Desperate for a utopian future, the beginning of the new millennium felt like a new start. But politics forced North Americans to reconsider their inclination for isolation and safety. This fear caused the recirculation of demand for comfort foods again. Obesity is becoming increasingly taxing on medical costs and consumers are aware of it. In an attempt for a new solution again: low-carb diets erupted on retail shelves and within consumer cabinets. It was a brief spike in progression, but low-carb solutions lost their dazzle after a few years. Are we seeing this re-emerge disguised as other fad diets today?
In response to cholesterol concerns, plant sterols were proposed as prevention, as well as reduced fat options to consumer favourites. Determined to still be able to sell consumers on the idea to enjoy some luxury, marketers also rolled-out portion-controlled snacks. Heart health messages are pushed into advertising, and a more individualized approach to improving diet and lifestyle was debuted with a new interactive Food Guide Pyramid.
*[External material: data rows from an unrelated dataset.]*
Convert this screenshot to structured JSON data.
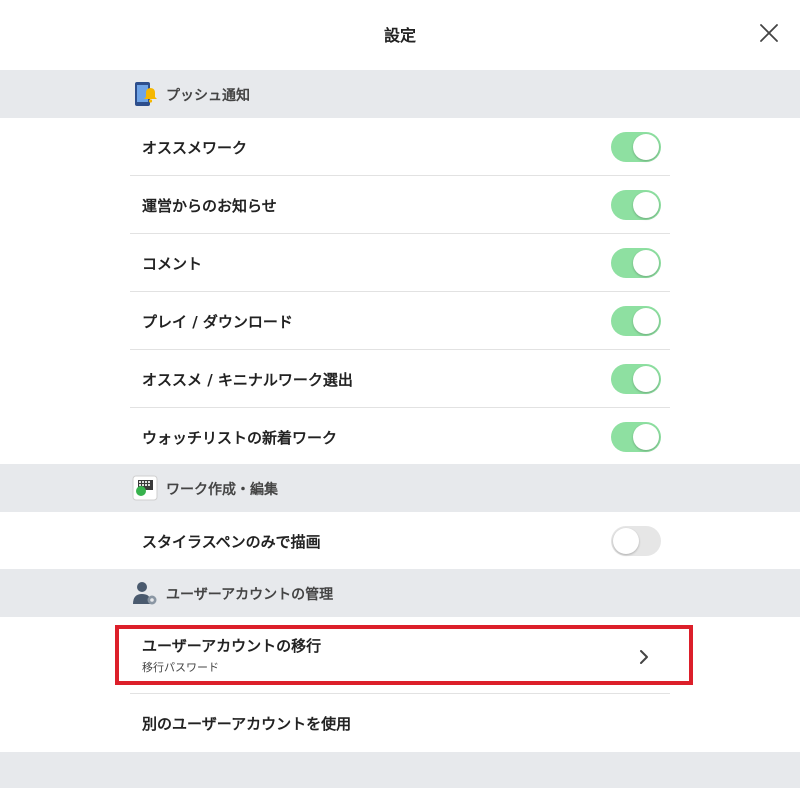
{
  "header": {
    "title": "設定",
    "close_icon": "close-icon"
  },
  "sections": {
    "push": {
      "label": "プッシュ通知",
      "icon": "phone-bell-icon",
      "items": [
        {
          "label": "オススメワーク",
          "toggle": "on"
        },
        {
          "label": "運営からのお知らせ",
          "toggle": "on"
        },
        {
          "label": "コメント",
          "toggle": "on"
        },
        {
          "label": "プレイ / ダウンロード",
          "toggle": "on"
        },
        {
          "label": "オススメ / キニナルワーク選出",
          "toggle": "on"
        },
        {
          "label": "ウォッチリストの新着ワーク",
          "toggle": "on"
        }
      ]
    },
    "edit": {
      "label": "ワーク作成・編集",
      "icon": "keyboard-icon",
      "items": [
        {
          "label": "スタイラスペンのみで描画",
          "toggle": "off"
        }
      ]
    },
    "account": {
      "label": "ユーザーアカウントの管理",
      "icon": "user-gear-icon",
      "migrate": {
        "label": "ユーザーアカウントの移行",
        "sublabel": "移行パスワード",
        "icon": "chevron-right-icon"
      },
      "other": {
        "label": "別のユーザーアカウントを使用"
      }
    }
  },
  "colors": {
    "toggle_on": "#8ee0a1",
    "toggle_off": "#e6e6e6",
    "section_bg": "#e7e9ec",
    "highlight": "#dc1f2a"
  }
}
We could philosophise in multiple facets about which initial historical event is the causation for the current appeal for what we refer to as “clean eating”. Fundamentally it drives sales from the perspective of demand: choosing an option that portrays purity, truth and naturalness. Today we see more consumers associating their choices based on “trust” with manufacturers of food. Is it achieved by developing a product use as little ingredients as possible? Easy-to-recognize ingredients? Did it stem from society’s initial skepticism around science and food? Or did a clean eating trend come to light from the initial mandating of nutrition standards in school lunch programs? Perhaps the 1960’s hippies were the true founders of ‘simple’ and ‘clean’ eating. Many industry professionals would pin the official movement in thanks to activist and chef Alice Waters.
Based on this brief journey through time—I think it’s safe to say consumers have always wanted to improve, speculate and question their food and how it contributes to their health, and the market and industry was happy to help facilitate more exploration, education and innovation.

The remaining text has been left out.